La traducción notarizada no es solo una cuestión de idioma, sino de legitimidad. Juzgados, embajadas, universidades y organismos públicos exigen este nivel de verificación para asegurarse de que el contenido es exacto, de que el traductor es responsable y de que el documento tiene valor jurídico. Por eso ofrecemos servicios integrales de traducción notarizada: precisos, conformes y cómodos.
Quizá se pregunte: ¿puedo traducir el documento yo mismo y notarizarlo? Lamentablemente, no: la notarización exige un tercero imparcial. Pero nosotros nos ocupamos de todo. Tanto si necesita una partida de nacimiento, un expediente académico o un certificado de matrimonio traducido y notarizado, nuestro equipo lo gestiona por usted, en la oficina o a distancia.

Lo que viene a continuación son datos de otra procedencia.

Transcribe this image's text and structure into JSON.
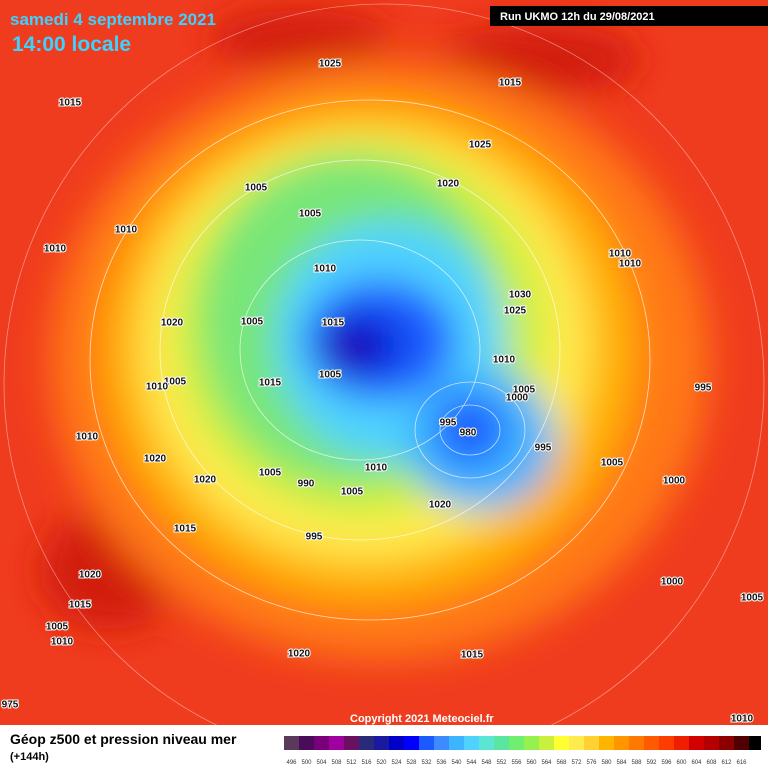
{
  "header": {
    "date": "samedi 4 septembre 2021",
    "time": "14:00 locale",
    "run": "Run UKMO 12h du 29/08/2021"
  },
  "copyright": "Copyright 2021 Meteociel.fr",
  "legend": {
    "title": "Géop z500 et pression niveau mer",
    "lead": "(+144h)",
    "levels": [
      496,
      500,
      504,
      508,
      512,
      516,
      520,
      524,
      528,
      532,
      536,
      540,
      544,
      548,
      552,
      556,
      560,
      564,
      568,
      572,
      576,
      580,
      584,
      588,
      592,
      596,
      600,
      604,
      608,
      612,
      616
    ],
    "colors": [
      "#5a3a5a",
      "#4b0b5b",
      "#7a007a",
      "#a000a0",
      "#6a1060",
      "#2a2a7a",
      "#1a1aa0",
      "#0000c8",
      "#0000ff",
      "#1a5aff",
      "#3c8cff",
      "#3cb4ff",
      "#50d2ff",
      "#5ae6d2",
      "#5ae6a0",
      "#6ef06e",
      "#96f050",
      "#c8f03c",
      "#ffff32",
      "#ffeb50",
      "#ffd232",
      "#ffb400",
      "#ff9600",
      "#ff7800",
      "#ff5a00",
      "#ff3c00",
      "#f01e00",
      "#d20000",
      "#b40000",
      "#8c0000",
      "#500000"
    ]
  },
  "isobar_labels": [
    1025,
    1015,
    1015,
    1025,
    1020,
    1005,
    1005,
    1010,
    1010,
    1010,
    1010,
    1010,
    1030,
    1025,
    1020,
    1005,
    1015,
    1005,
    1010,
    1015,
    1005,
    1010,
    1005,
    1000,
    995,
    995,
    980,
    1010,
    995,
    1020,
    1010,
    1005,
    1005,
    1020,
    990,
    1000,
    1005,
    1020,
    1015,
    995,
    1020,
    1000,
    1015,
    1005,
    1005,
    1010,
    1020,
    1015,
    1010,
    975
  ]
}
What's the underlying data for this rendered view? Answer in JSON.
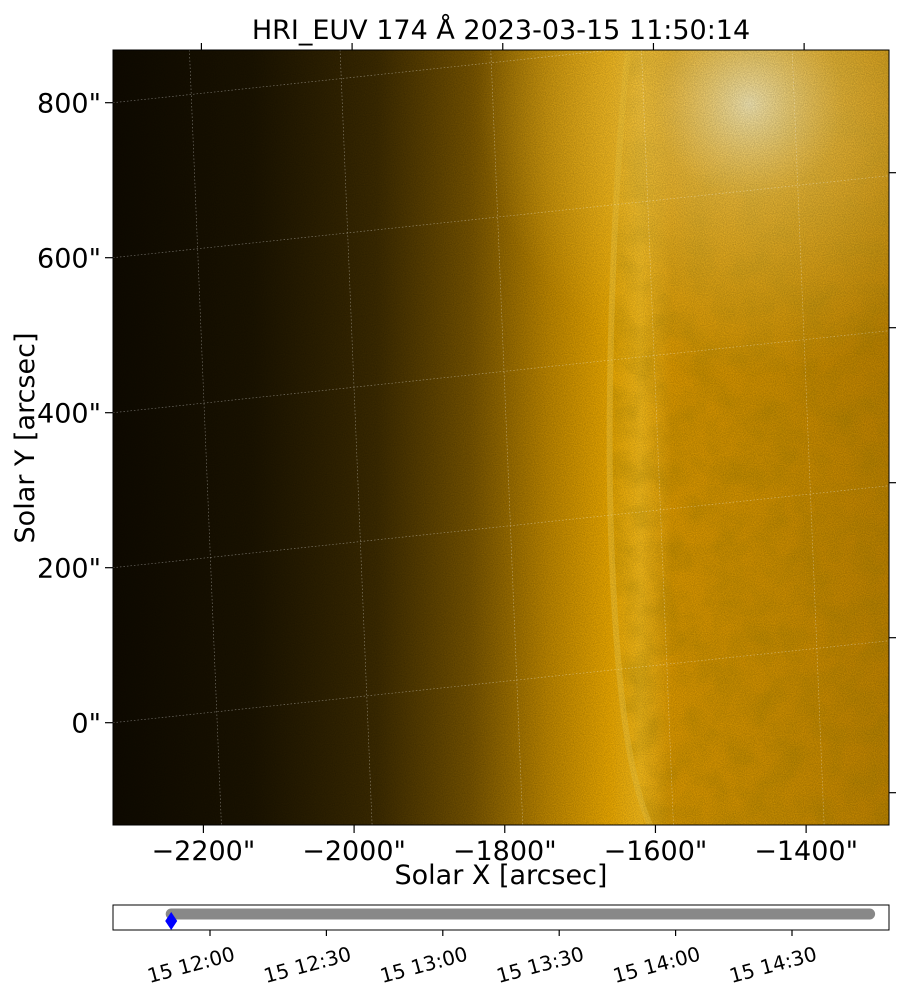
{
  "colors": {
    "sun_bright": "#ffd34a",
    "sun_mid": "#e8a400",
    "corona_dark": "#1a1200",
    "grid": "#ffffff",
    "timeline_bar": "#888888",
    "marker": "#0000ff"
  },
  "chart_data": [
    {
      "type": "heatmap",
      "title": "HRI_EUV 174 Å 2023-03-15 11:50:14",
      "xlabel": "Solar X [arcsec]",
      "ylabel": "Solar Y [arcsec]",
      "xlim": [
        -2320,
        -1290
      ],
      "ylim": [
        -132,
        868
      ],
      "x_ticks": [
        -2200,
        -2000,
        -1800,
        -1600,
        -1400
      ],
      "x_tick_labels": [
        "−2200\"",
        "−2000\"",
        "−1800\"",
        "−1600\"",
        "−1400\""
      ],
      "y_ticks": [
        0,
        200,
        400,
        600,
        800
      ],
      "y_tick_labels": [
        "0\"",
        "200\"",
        "400\"",
        "600\"",
        "800\""
      ],
      "grid": "on",
      "limb_x_approx": [
        -1690,
        -1610
      ]
    },
    {
      "type": "line",
      "title": "",
      "x_start": "2023-03-15 11:50",
      "x_end": "2023-03-15 14:50",
      "xlim": [
        "2023-03-15 11:35",
        "2023-03-15 14:55"
      ],
      "marker_time": "2023-03-15 11:50",
      "x_tick_labels": [
        "15 12:00",
        "15 12:30",
        "15 13:00",
        "15 13:30",
        "15 14:00",
        "15 14:30"
      ]
    }
  ]
}
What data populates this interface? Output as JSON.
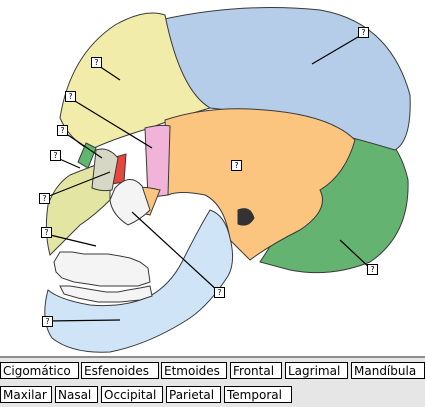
{
  "markers": [
    {
      "id": "m1",
      "text": "?"
    },
    {
      "id": "m2",
      "text": "?"
    },
    {
      "id": "m3",
      "text": "?"
    },
    {
      "id": "m4",
      "text": "?"
    },
    {
      "id": "m5",
      "text": "?"
    },
    {
      "id": "m6",
      "text": "?"
    },
    {
      "id": "m7",
      "text": "?"
    },
    {
      "id": "m8",
      "text": "?"
    },
    {
      "id": "m9",
      "text": "?"
    },
    {
      "id": "m10",
      "text": "?"
    },
    {
      "id": "m11",
      "text": "?"
    }
  ],
  "labels": [
    "Cigomático",
    "Esfenoides",
    "Etmoides",
    "Frontal",
    "Lagrimal",
    "Mandíbula",
    "Maxilar",
    "Nasal",
    "Occipital",
    "Parietal",
    "Temporal"
  ],
  "colors": {
    "frontal": "#f1eca9",
    "parietal": "#b5cde8",
    "temporal": "#fbc47f",
    "occipital": "#65b370",
    "sphenoid": "#f1b3d7",
    "zygomatic": "#fbc47f",
    "maxilla": "#e2e6a2",
    "mandible": "#cfe5f7",
    "nasal": "#5fb86d",
    "lacrimal": "#e6463c",
    "outline": "#3a3a3a",
    "bank_bg": "#e6e6e6"
  }
}
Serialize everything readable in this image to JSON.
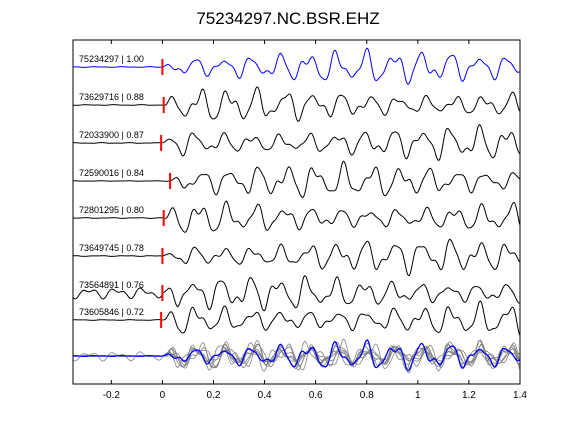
{
  "chart_data": {
    "type": "line",
    "title": "75234297.NC.BSR.EHZ",
    "xlabel": "",
    "ylabel": "",
    "xlim": [
      -0.35,
      1.4
    ],
    "xticks": [
      -0.2,
      0,
      0.2,
      0.4,
      0.6,
      0.8,
      1.0,
      1.2,
      1.4
    ],
    "xtick_labels": [
      "-0.2",
      "0",
      "0.2",
      "0.4",
      "0.6",
      "0.8",
      "1",
      "1.2",
      "1.4"
    ],
    "grid": false,
    "legend": "none",
    "pick_color": "#ff0000",
    "template_color": "#0000ff",
    "trace_color": "#000000",
    "overlay_color": "#808080",
    "traces": [
      {
        "label": "75234297 | 1.00",
        "pick_time": 0.0,
        "color": "#0000ff"
      },
      {
        "label": "73629716 | 0.88",
        "pick_time": 0.005,
        "color": "#000000"
      },
      {
        "label": "72033900 | 0.87",
        "pick_time": -0.005,
        "color": "#000000"
      },
      {
        "label": "72590016 | 0.84",
        "pick_time": 0.03,
        "color": "#000000"
      },
      {
        "label": "72801295 | 0.80",
        "pick_time": 0.005,
        "color": "#000000"
      },
      {
        "label": "73649745 | 0.78",
        "pick_time": 0.0,
        "color": "#000000"
      },
      {
        "label": "73564891 | 0.76",
        "pick_time": 0.0,
        "color": "#000000"
      },
      {
        "label": "73605846 | 0.72",
        "pick_time": -0.005,
        "color": "#000000"
      }
    ],
    "stack": {
      "label": "overlay",
      "note": ""
    }
  }
}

Envíenos una copia escaneada o entréguenos el original. Aceptamos documentos para traducción y notarización en múltiples formatos e idiomas.
Uno de nuestros lingüistas profesionales traducirá su documento. Una vez terminado, el traductor firma una certificación que confirma la exactitud e integridad del trabajo.
Un notario habilitado verifica la identidad del traductor y certifica la declaración. El resultado: una traducción notarizada que puede presentar en cualquier lugar donde se exija documentación oficial.